CANCER SUR RCH : UN RISQUE SUREVALUE ?

Le risque de cancer colorectal semble d'autant plus augmenté chez les malades ayant une rectocolite ulcéro-hémorragique (RCUH), que la maladie a débuté tôt dans la vie et évolue depuis longtemps (plus de 20 ans), et que l'atteinte colique est étendue. Le diagnostic du cancer est souvent difficile à établir, et les moyens à mettre en œuvre toujours discutés. Le travail de E. Langholz et son équipe a porté sur un grand nombre de malades (1161) ayant une RCUH, suivis pendant 11,7 ans en moyenne (extrèmes : 0-26 ans). Tous ces sujets étaient issus d'un même région et le suivi est irréprochable, puisque seulement un malade a été perdu de vue pendant l'étude.

Un risque de cancer comparable à celui de la population générale

La topographie de l'atteinte intestinale était recto-sigmoïdienne dans 45% des cas, dépassait l'angle gauche chez 36% des patients, et était pancolique chez 20% des sujets. Une surmortalité par rapport à la population générale a été observée durant la première année de la maladie, liée à la sévérité des symptômes et à l'existence d'une pancolite. Au total, 20,2% des malades ont été colectomisés, parmi lesquels 9% au cours de la première année. Six patients ont eu un cancer colorectal 11,5 ans en moyenne (5-22 ans) après le début de la RCUH. Dans un cas, le cancer est survenu sur un segment digestif non atteint par la RCUH, ce qui pouvait faire discuter son origine sporadique. Au total, le risque de survenue d'un cancer au cours de la vie chez les malades atteints de RCUH était comparable à celui de la population générale (3,5% et 3,7%, respectivement).

Pour expliquer ces résultats encourageants, les auteurs invoquent la possibilité de biais faussant les études antérieures. Comme leur réalisation dans des centres de référence recrutant des patients ayant une atteinte plus sévère ; l'ancienneté des séries pour lesquelles le traitement médical était moins optimal ; le rôle de l'administration des dérivés salicylés (5-ASA), en tenant compte de la récente mise en évidence du rôle bénéfique de l'aspirine sur la mortalité des malades atteints de cancer colo-rectal (M.J. Thun et coll, N. Engl. J. Med., 1991 ; 325 : 1593-1596).

Langholz et son équipe remarquent également que 20,2% des malades ont subi une colectomie, pour la plupart au cours des 15 premières années de la maladie ; et celle-ci a joué un rôle préventif dans l'apparition d'un cancer chez des sujets ayant fréquemment une RCUH étendue.
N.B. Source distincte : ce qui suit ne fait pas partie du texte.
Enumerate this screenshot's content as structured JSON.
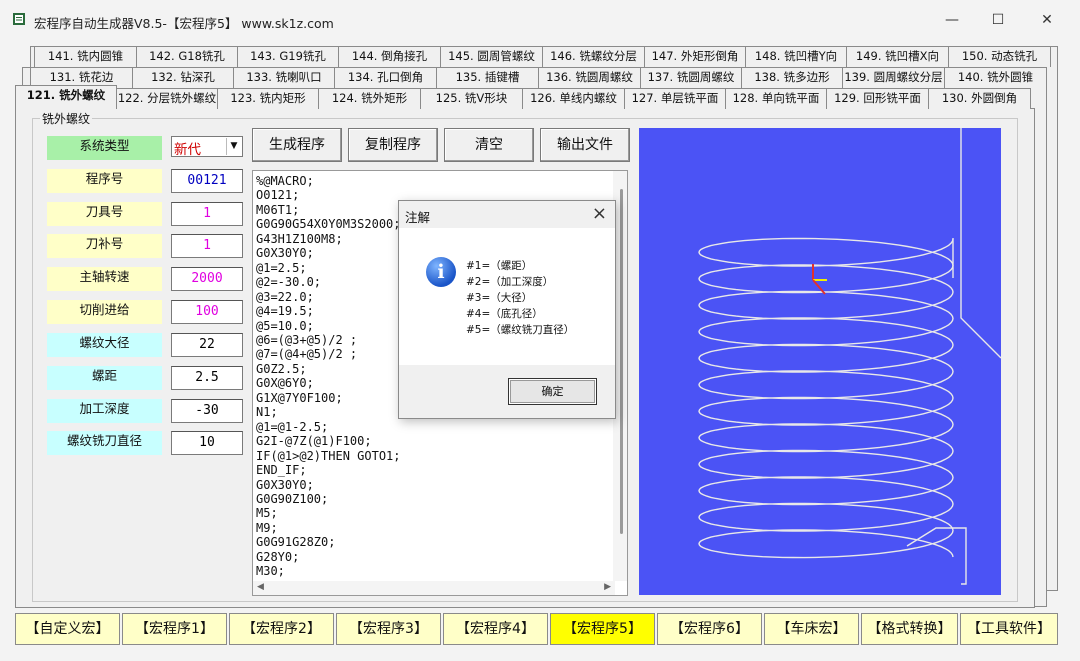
{
  "window": {
    "title": "宏程序自动生成器V8.5-【宏程序5】   www.sk1z.com",
    "controls": {
      "minimize": "—",
      "maximize": "☐",
      "close": "✕"
    }
  },
  "tabs": {
    "row1": [
      "141. 铣内圆锥",
      "142. G18铣孔",
      "143. G19铣孔",
      "144. 倒角接孔",
      "145. 圆周管螺纹",
      "146. 铣螺纹分层",
      "147. 外矩形倒角",
      "148. 铣凹槽Y向",
      "149. 铣凹槽X向",
      "150. 动态铣孔"
    ],
    "row2": [
      "131. 铣花边",
      "132. 钻深孔",
      "133. 铣喇叭口",
      "134. 孔口倒角",
      "135. 插键槽",
      "136. 铣圆周螺纹",
      "137. 铣圆周螺纹",
      "138. 铣多边形",
      "139. 圆周螺纹分层",
      "140. 铣外圆锥"
    ],
    "row3": [
      "121. 铣外螺纹",
      "122. 分层铣外螺纹",
      "123. 铣内矩形",
      "124. 铣外矩形",
      "125. 铣V形块",
      "126. 单线内螺纹",
      "127. 单层铣平面",
      "128. 单向铣平面",
      "129. 回形铣平面",
      "130. 外圆倒角"
    ],
    "active": "121. 铣外螺纹"
  },
  "group_title": "铣外螺纹",
  "params": [
    {
      "label": "系统类型",
      "value": "新代",
      "color": "#a8f0a8"
    },
    {
      "label": "程序号",
      "value": "00121",
      "color": "#ffffc8"
    },
    {
      "label": "刀具号",
      "value": "1",
      "color": "#ffffc8"
    },
    {
      "label": "刀补号",
      "value": "1",
      "color": "#ffffc8"
    },
    {
      "label": "主轴转速",
      "value": "2000",
      "color": "#ffffc8"
    },
    {
      "label": "切削进给",
      "value": "100",
      "color": "#ffffc8"
    },
    {
      "label": "螺纹大径",
      "value": "22",
      "color": "#c8ffff"
    },
    {
      "label": "螺距",
      "value": "2.5",
      "color": "#c8ffff"
    },
    {
      "label": "加工深度",
      "value": "-30",
      "color": "#c8ffff"
    },
    {
      "label": "螺纹铣刀直径",
      "value": "10",
      "color": "#c8ffff"
    }
  ],
  "value_colors": [
    "#d00000",
    "#0000c0",
    "#e000e0",
    "#e000e0",
    "#e000e0",
    "#e000e0",
    "#000000",
    "#000000",
    "#000000",
    "#000000"
  ],
  "actions": {
    "generate": "生成程序",
    "copy": "复制程序",
    "clear": "清空",
    "export": "输出文件"
  },
  "code_lines": [
    "%@MACRO;",
    "O0121;",
    "M06T1;",
    "G0G90G54X0Y0M3S2000;",
    "G43H1Z100M8;",
    "G0X30Y0;",
    "@1=2.5;",
    "@2=-30.0;",
    "@3=22.0;",
    "@4=19.5;",
    "@5=10.0;",
    "@6=(@3+@5)/2 ;",
    "@7=(@4+@5)/2 ;",
    "G0Z2.5;",
    "G0X@6Y0;",
    "G1X@7Y0F100;",
    "N1;",
    "@1=@1-2.5;",
    "G2I-@7Z(@1)F100;",
    "IF(@1>@2)THEN GOTO1;",
    "END_IF;",
    "G0X30Y0;",
    "G0G90Z100;",
    "M5;",
    "M9;",
    "G0G91G28Z0;",
    "G28Y0;",
    "M30;"
  ],
  "dialog": {
    "title": "注解",
    "lines": [
      "#1=（螺距）",
      "#2=（加工深度）",
      "#3=（大径）",
      "#4=（底孔径）",
      "#5=（螺纹铣刀直径）"
    ],
    "ok": "确定",
    "icon": "info-icon"
  },
  "viewport": {
    "background": "#4b53f5",
    "helix_turns": 12
  },
  "bottom_nav": [
    "【自定义宏】",
    "【宏程序1】",
    "【宏程序2】",
    "【宏程序3】",
    "【宏程序4】",
    "【宏程序5】",
    "【宏程序6】",
    "【车床宏】",
    "【格式转换】",
    "【工具软件】"
  ],
  "bottom_active": "【宏程序5】"
}
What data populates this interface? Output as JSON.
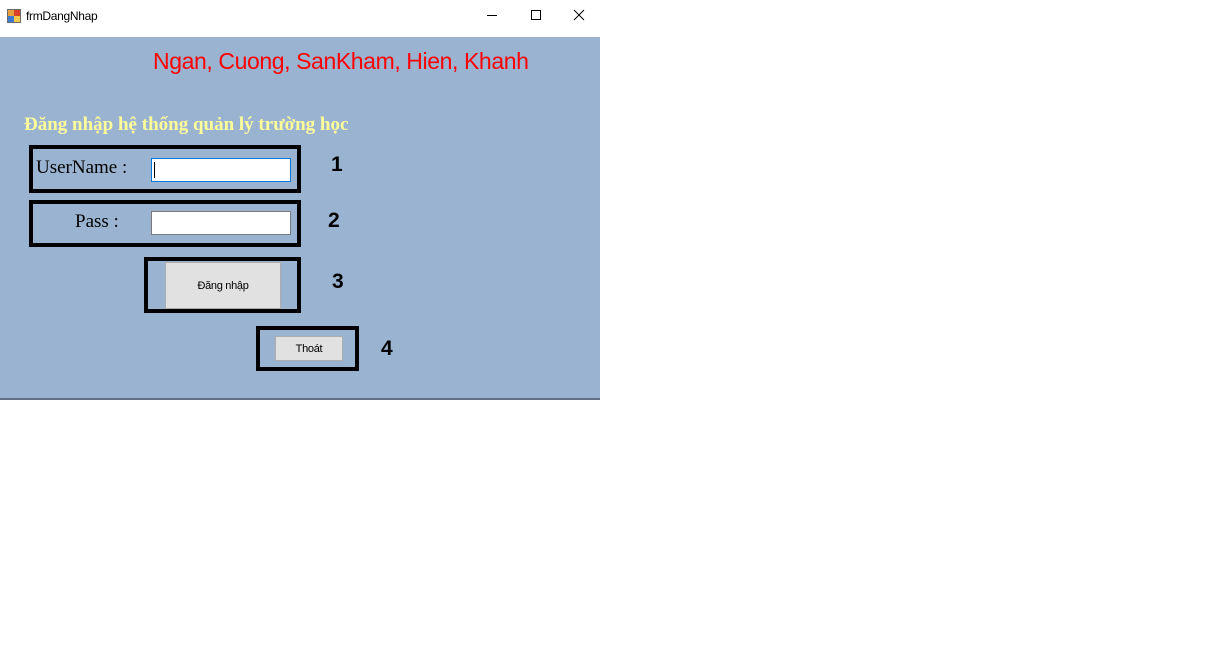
{
  "window": {
    "title": "frmDangNhap",
    "icons": {
      "app": "app-form-icon",
      "minimize": "minimize-icon",
      "maximize": "maximize-icon",
      "close": "close-icon"
    }
  },
  "form": {
    "members_label": "Ngan, Cuong, SanKham, Hien, Khanh",
    "system_title": "Đăng nhập hệ thống quản lý trường học",
    "username": {
      "label": "UserName :",
      "value": ""
    },
    "password": {
      "label": "Pass :",
      "value": ""
    },
    "login_button_label": "Đăng nhập",
    "exit_button_label": "Thoát"
  },
  "annotations": {
    "n1": "1",
    "n2": "2",
    "n3": "3",
    "n4": "4"
  },
  "colors": {
    "client_background": "#9ab3d1",
    "members_label": "#ff0000",
    "system_title": "#ffff99",
    "highlight_box": "#000000"
  }
}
Cette étude semble donc indiquer que le risque d'apparition d'un cancer au cours de la RCUH est plus faible que ce qui était couramment admis.

Un risque de 3% à 15 ans et de 9% après 25 ans

Ces résultats corroborent ceux d'une étude de J.E. Lennard-Jones et son équipe (Gut 1990 ; 31 : 800-806), effectuée dans un centre de référence, qui rapportait un risque d'évolution de la RCH de 3% à 15 ans et de 9% après 25 ans. Eu égard à ce faible taux de cancérisation, les modalités de surveillance des malades atteints de RCUH devraient être adaptées en tenant compte du rapport coût-bénéfice du dépistage. Comme le proposait J.F. Fléjou à la Société française gastro-entérologie (Paris, 1991), il est nécessaire d'uniformiser les critères permettant d'identifier les malades à haut risque de cancer et les inclure dans des programmes de surveillance adaptés, de standardiser la terminologie endoscopique et anatomo-pathologique, et d'évaluer l'apport des techniques nouvelles (cytométrie en flux, étude des anomalies d'oncogènes et anti-oncogènes...), en gardant à l'esprit que celles-ci ne peuvent être mises en œuvre que dans les centres spécialisés.

Pascal Hammel

Références
Langholz E. et coll. : "Colorectal cancer risk and mortality in patients with ulcerative colitis". Gastroenterology, 1992 ; 103 : 1444-1451.